Is it okay to polute in order to promote a greener campus?

Fliers handed out to promote an event or encourage the student body to join an organization can be overwhelming at times.

Countless advertisements plastered on bulletins or distributed daily by students are often discarded or found alongside trashcans. In many cases, events being promoted on flyers are being advertised via Facebook status updates or tweets on Twitter.

As Florida A&M makes strides to “Go Green”, those wasteful promotions seem to contradict FAMU’s mission to a greener campus.

According to the American Forest and Paper Association, Americans discard four million tons of office paper every year. That is enough to build a 12-foot high wall of paper from New York to California.

Based on findings by the International Institute for Environment and Development, when paper decomposes it emits methane gas, which is 25 times more toxic than carbon dioxide. The presence of these greenhouse gases, Earth is currently experiencing the beginning of Global warming.

In addition to addressing the problem, FAMU must establish solutions to reduce the amount of paper discarded by the students who receive them.

According to the Office of Student Activities, if an individual or organization is interested in promoting an event, they are required to fill out forms of consent. Subsequently, they must receive further approval from an administrator until they are permitted to post flyers around campus.
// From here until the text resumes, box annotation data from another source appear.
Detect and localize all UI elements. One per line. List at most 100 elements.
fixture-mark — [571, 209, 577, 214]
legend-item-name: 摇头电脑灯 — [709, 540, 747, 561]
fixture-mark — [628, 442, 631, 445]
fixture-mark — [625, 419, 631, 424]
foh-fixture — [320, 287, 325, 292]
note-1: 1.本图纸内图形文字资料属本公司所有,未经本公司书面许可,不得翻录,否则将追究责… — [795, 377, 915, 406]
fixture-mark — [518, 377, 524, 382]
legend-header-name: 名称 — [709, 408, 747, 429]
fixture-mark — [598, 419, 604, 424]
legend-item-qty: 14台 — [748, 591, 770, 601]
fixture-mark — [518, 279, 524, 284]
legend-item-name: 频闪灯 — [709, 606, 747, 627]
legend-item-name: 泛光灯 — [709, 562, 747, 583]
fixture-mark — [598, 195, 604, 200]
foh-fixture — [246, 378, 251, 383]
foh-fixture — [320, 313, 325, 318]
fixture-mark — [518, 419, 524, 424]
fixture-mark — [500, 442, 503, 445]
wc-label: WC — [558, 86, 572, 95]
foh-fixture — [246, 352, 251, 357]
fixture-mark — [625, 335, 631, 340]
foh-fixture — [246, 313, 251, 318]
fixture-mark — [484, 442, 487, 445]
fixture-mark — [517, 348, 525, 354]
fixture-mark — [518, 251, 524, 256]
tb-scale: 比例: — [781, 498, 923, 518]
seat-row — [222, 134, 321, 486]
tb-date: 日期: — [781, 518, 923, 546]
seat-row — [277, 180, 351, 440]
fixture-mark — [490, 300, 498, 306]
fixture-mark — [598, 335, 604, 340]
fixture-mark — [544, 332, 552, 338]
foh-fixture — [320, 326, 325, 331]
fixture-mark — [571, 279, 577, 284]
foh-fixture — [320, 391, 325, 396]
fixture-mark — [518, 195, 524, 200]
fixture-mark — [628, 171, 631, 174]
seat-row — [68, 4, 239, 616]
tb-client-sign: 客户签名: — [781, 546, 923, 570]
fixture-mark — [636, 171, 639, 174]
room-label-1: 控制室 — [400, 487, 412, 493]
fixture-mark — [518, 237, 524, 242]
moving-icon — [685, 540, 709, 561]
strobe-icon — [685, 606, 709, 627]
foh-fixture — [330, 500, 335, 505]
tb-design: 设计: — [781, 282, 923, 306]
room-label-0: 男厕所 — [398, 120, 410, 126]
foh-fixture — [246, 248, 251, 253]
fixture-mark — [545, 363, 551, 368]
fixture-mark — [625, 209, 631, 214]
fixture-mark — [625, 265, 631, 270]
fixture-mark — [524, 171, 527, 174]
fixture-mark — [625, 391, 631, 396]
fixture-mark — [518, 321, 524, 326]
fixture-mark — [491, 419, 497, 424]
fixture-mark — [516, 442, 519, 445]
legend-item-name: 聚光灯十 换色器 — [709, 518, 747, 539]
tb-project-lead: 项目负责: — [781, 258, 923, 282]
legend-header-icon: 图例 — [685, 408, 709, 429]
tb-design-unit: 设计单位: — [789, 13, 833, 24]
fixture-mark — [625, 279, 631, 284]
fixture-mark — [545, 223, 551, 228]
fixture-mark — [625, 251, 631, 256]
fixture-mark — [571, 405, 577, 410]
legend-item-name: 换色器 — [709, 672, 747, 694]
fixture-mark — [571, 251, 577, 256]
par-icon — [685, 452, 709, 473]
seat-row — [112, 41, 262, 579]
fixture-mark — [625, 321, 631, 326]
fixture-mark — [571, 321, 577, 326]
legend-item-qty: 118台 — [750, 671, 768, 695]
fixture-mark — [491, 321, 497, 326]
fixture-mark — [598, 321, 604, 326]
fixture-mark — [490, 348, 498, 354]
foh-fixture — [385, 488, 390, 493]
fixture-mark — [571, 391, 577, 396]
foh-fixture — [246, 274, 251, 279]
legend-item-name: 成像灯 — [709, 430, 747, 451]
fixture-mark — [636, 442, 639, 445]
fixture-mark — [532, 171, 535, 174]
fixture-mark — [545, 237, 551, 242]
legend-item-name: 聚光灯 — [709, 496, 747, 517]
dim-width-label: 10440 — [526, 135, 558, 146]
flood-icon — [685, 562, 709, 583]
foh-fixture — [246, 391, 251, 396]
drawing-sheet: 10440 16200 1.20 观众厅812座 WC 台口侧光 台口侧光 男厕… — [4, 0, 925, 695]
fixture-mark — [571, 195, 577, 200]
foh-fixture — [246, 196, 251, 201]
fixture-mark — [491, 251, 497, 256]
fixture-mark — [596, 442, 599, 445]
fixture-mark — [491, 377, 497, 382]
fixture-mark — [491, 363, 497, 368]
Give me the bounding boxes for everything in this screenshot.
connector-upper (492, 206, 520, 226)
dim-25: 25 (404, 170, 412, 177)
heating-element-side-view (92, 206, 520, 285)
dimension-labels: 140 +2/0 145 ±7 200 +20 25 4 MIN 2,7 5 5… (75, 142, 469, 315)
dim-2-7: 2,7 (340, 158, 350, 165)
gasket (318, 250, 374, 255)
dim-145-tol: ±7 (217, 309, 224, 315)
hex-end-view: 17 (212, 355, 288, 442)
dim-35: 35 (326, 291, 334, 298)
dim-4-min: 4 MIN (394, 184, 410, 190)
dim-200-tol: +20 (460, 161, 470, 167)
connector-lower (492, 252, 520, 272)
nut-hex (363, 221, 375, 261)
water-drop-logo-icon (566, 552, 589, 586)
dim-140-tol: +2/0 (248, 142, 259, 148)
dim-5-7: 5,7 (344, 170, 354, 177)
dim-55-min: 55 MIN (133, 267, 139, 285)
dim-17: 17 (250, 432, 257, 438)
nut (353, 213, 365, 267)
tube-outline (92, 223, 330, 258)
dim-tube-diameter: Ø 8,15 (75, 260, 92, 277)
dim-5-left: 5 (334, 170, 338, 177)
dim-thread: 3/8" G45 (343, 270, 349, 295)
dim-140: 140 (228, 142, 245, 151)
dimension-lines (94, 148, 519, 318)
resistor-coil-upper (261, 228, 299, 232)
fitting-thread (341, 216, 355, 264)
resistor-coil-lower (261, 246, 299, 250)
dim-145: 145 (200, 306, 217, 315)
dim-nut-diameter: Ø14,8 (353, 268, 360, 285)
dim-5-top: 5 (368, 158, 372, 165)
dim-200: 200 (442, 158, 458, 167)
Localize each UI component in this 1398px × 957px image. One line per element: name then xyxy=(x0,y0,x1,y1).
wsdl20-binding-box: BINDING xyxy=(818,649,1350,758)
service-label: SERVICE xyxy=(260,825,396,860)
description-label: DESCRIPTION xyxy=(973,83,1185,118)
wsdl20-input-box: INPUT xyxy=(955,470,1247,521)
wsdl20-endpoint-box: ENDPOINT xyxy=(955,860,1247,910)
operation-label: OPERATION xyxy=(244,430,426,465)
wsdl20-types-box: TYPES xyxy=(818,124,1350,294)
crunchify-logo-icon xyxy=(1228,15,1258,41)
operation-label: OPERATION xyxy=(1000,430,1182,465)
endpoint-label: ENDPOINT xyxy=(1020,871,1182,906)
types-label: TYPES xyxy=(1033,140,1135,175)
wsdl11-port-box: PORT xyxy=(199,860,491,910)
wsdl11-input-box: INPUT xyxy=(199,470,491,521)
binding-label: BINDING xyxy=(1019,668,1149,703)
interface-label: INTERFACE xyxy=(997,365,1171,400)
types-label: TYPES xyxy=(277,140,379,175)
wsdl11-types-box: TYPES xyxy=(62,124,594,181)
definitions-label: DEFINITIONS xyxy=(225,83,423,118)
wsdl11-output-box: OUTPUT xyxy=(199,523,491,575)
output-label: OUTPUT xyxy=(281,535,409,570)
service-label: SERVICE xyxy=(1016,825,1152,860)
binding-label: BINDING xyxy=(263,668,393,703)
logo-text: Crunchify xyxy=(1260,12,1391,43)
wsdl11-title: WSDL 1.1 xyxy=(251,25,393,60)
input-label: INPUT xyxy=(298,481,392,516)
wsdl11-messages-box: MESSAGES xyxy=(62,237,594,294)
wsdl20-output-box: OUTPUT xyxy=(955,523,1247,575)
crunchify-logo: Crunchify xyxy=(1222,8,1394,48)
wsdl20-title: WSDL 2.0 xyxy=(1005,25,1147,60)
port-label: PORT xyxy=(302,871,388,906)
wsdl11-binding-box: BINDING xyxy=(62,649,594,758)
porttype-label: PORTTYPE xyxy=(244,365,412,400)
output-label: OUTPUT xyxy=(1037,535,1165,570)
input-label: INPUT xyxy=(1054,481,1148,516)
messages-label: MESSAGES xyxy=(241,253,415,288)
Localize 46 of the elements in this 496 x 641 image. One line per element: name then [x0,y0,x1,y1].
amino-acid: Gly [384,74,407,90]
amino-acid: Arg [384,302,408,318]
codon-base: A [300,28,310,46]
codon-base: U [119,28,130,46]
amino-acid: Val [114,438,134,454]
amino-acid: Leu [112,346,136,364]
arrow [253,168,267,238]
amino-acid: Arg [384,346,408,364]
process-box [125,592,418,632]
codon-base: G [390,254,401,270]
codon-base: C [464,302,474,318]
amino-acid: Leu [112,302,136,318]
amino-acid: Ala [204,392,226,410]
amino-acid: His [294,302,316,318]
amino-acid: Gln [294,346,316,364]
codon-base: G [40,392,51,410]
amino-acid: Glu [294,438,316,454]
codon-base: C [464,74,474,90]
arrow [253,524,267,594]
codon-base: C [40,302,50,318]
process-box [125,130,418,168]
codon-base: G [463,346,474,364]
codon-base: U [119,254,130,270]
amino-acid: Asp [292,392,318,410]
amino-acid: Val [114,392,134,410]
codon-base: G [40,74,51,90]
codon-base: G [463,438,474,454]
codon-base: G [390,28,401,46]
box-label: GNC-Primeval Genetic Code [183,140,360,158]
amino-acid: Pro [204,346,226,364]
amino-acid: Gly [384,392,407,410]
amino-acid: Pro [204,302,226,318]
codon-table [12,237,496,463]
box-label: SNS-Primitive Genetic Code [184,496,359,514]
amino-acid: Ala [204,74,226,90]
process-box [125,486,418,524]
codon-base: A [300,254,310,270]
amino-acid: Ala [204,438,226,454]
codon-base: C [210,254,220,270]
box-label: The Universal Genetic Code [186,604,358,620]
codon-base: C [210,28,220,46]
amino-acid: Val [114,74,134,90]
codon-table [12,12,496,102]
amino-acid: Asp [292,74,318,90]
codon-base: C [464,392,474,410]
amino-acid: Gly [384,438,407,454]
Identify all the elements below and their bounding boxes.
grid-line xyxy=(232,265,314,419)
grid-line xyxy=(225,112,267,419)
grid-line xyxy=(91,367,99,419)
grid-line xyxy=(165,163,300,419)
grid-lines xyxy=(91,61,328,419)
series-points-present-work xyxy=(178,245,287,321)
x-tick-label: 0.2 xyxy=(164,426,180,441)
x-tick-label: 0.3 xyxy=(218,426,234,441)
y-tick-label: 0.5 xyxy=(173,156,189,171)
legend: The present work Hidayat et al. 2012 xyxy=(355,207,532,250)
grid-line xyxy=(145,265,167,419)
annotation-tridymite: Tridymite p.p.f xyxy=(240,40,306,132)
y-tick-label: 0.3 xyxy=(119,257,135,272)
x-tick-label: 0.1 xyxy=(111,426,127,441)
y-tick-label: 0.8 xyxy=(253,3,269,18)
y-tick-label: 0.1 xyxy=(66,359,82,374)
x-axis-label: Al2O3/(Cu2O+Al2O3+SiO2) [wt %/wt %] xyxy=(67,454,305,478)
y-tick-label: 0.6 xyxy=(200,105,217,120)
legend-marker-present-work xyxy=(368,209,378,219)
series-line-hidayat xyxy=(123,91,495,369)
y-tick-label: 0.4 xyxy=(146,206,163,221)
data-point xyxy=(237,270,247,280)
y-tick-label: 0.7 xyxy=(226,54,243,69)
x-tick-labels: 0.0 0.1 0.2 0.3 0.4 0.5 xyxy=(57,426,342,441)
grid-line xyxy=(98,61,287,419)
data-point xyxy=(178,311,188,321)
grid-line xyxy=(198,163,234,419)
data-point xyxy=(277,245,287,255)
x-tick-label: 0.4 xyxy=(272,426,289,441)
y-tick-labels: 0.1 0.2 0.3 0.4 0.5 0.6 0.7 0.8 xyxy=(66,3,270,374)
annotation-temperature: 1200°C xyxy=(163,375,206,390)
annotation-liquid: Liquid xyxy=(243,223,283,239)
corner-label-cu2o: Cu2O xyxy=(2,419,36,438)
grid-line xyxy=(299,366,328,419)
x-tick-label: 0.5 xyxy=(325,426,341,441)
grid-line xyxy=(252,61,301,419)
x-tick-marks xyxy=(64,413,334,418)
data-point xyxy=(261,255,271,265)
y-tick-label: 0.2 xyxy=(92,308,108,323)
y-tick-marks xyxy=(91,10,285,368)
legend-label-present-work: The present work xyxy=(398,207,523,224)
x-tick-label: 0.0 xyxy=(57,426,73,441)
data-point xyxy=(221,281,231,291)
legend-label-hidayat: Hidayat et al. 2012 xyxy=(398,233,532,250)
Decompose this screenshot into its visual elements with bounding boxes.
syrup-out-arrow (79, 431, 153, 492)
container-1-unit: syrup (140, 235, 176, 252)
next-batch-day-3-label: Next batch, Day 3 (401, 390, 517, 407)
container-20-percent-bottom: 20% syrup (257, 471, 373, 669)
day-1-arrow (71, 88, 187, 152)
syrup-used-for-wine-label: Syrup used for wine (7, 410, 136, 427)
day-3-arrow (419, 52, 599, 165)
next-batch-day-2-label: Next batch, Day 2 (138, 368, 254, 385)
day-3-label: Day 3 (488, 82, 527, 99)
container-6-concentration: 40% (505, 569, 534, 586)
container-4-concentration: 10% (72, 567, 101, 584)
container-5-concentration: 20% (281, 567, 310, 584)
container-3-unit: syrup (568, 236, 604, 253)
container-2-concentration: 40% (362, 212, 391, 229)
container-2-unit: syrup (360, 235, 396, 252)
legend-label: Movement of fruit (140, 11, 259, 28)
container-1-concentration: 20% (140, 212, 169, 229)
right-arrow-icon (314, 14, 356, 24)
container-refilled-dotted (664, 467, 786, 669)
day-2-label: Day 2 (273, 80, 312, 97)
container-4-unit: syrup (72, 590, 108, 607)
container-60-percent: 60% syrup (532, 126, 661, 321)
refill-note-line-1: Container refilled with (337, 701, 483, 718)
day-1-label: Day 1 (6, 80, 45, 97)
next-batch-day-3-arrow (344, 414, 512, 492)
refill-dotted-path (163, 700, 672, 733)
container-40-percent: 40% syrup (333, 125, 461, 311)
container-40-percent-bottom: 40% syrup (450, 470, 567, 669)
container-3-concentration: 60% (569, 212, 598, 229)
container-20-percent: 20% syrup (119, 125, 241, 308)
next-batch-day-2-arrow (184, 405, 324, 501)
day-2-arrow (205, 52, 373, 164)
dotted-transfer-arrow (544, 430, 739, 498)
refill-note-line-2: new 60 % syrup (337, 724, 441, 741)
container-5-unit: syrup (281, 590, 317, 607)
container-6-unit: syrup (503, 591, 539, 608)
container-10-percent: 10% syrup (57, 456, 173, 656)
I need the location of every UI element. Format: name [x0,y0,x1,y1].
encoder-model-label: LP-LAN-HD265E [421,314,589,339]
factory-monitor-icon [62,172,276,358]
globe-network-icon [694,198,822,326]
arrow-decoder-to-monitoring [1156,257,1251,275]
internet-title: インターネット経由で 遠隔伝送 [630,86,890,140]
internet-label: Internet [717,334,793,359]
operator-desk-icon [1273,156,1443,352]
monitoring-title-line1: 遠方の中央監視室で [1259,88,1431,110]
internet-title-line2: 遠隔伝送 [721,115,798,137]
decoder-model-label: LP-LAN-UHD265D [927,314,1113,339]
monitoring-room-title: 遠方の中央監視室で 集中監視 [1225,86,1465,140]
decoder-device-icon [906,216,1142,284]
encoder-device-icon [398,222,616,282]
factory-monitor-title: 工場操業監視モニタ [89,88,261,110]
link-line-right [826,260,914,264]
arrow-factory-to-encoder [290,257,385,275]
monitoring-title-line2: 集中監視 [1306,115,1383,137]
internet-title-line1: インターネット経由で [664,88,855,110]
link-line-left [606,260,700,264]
Why not avoid the hassle of obtaining permission to promote an event, just for students to turn around and toss it in the trash tomorrow?

One solution is encouraging organizations and promoters to utilize technology as a means to inform, and extend information to the student body.

Today we see that paper is becoming relatively outdated in almost every aspect of our lives.

The Internet is gradually replacing newspaper production. Professors are no longer relying on hardcopies, instead are sharing documents electronically. Advances in technology have proven to reduce the amount of paper consumption and cost. However, like beating any addiction, we have a long way ahead of us. With new technology you can reach a larger audience, spread messages more efficiently, and save tons of paper in the process.

There is potential to reduce costs and further damage to the environment, but if we continue to throw away materials that could otherwise be recycled the depletion of energy, water, and other natural resources increases.

Consequently, the air we breathe will eventually cost us, literally.